Problem with readline (command line editing)
suvayu ali
fatkasuvayu+linux at gmail.com
Thu Dec 1 09:39:28 UTC 2011
Hi Cameron,
On Thu, Dec 1, 2011 at 04:59, Cameron Simpson <cs at zip.com.au> wrote:
> Might your terminal emulator settings have changed?
>
I use Terminal (the XFCE terminal app) as my terminal emulator. I looked
at its settings file, and everything seemed to be the way I have set it
(I haven't touched this file in over a year). That said, I think
Terminal is to blame here. I tried bash on xterm, and everything worked
just the way it should.
> Possibilities:
>
> Alt and Meta are actually distinct keys in the X11 keyboard model;
> this association may have been changed.
>
How do I check this in my case?
> Terminal emulators choose to associate Alt and Meta too. Maybe your
> terminal emulator config has changed.
>
Some how Terminal is choosing to ignore the Alt key. When I try to quote
say Alt+1 with Ctrl+v, I only get 1.
> Ctrl-S is "XOFF" - cease output - when flow control is on on a
> terminal/serial device (and terminals _are_ serial devices:-).

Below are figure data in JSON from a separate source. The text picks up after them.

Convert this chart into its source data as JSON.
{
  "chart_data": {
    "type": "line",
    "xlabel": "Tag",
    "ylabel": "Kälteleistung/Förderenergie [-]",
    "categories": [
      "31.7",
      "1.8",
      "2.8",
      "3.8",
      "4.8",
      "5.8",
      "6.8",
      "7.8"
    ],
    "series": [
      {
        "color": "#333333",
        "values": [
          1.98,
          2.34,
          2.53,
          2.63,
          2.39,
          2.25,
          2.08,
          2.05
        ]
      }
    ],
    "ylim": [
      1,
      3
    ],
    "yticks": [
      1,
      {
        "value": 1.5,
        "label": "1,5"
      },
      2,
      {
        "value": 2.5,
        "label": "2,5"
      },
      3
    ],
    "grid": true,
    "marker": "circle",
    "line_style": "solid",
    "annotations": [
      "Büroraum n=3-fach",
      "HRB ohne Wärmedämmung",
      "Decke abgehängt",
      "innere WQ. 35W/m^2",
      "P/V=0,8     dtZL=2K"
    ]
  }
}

> Readline probably turns this off, but may not. If Ctrl-S doesn't
> prevent other typing, you can probably ignore this idea.
>
Ctrl-s seems to do nothing in my case. But as I mentioned in response to
Ranjan, this particular binding probably has never worked for me.
> Check your newly created user - be sure there is no default .inputrc.
> And isn't there a system wide inputrc, maybe in /etc?
>
The new user doesn't have an ~/.inputrc. I checked the global
/etc/inputrc, there seemed no out of the ordinary settings.
> Check that you're using "emacs" command line editing; bash may only
> offer that, but zsh at least has a "vi" mode command line editing
> as well, which would break the mappings you expect.
>
The global inputrc has these lines:
...
set meta-flag on
set input-meta on
set convert-meta off
set output-meta on
...
$if mode=emacs
...
"\e[5C": forward-word
"\e[5D": backward-word
"\e[1;5C": forward-word
"\e[1;5D": backward-word
...
$endif
And using bind I see I am using emacs mode:
$ bind -v | grep emacs
set editing-mode emacs
set keymap emacs
> Do other readline capable programs also fail?
>
When run inside Terminal, they fail (e.g. python, zsh). But inside xterm
they work as expected.
I guess the problem is clear, Terminal has somehow changed. Maybe there
is some obscure settings somewhere which got changed somehow. I'll ask
on the fedora XFCE list.
> Cheers,
Thanks a lot for all the suggestions. They were very helpful.
--
Suvayu
Open source is the future. It sets us free.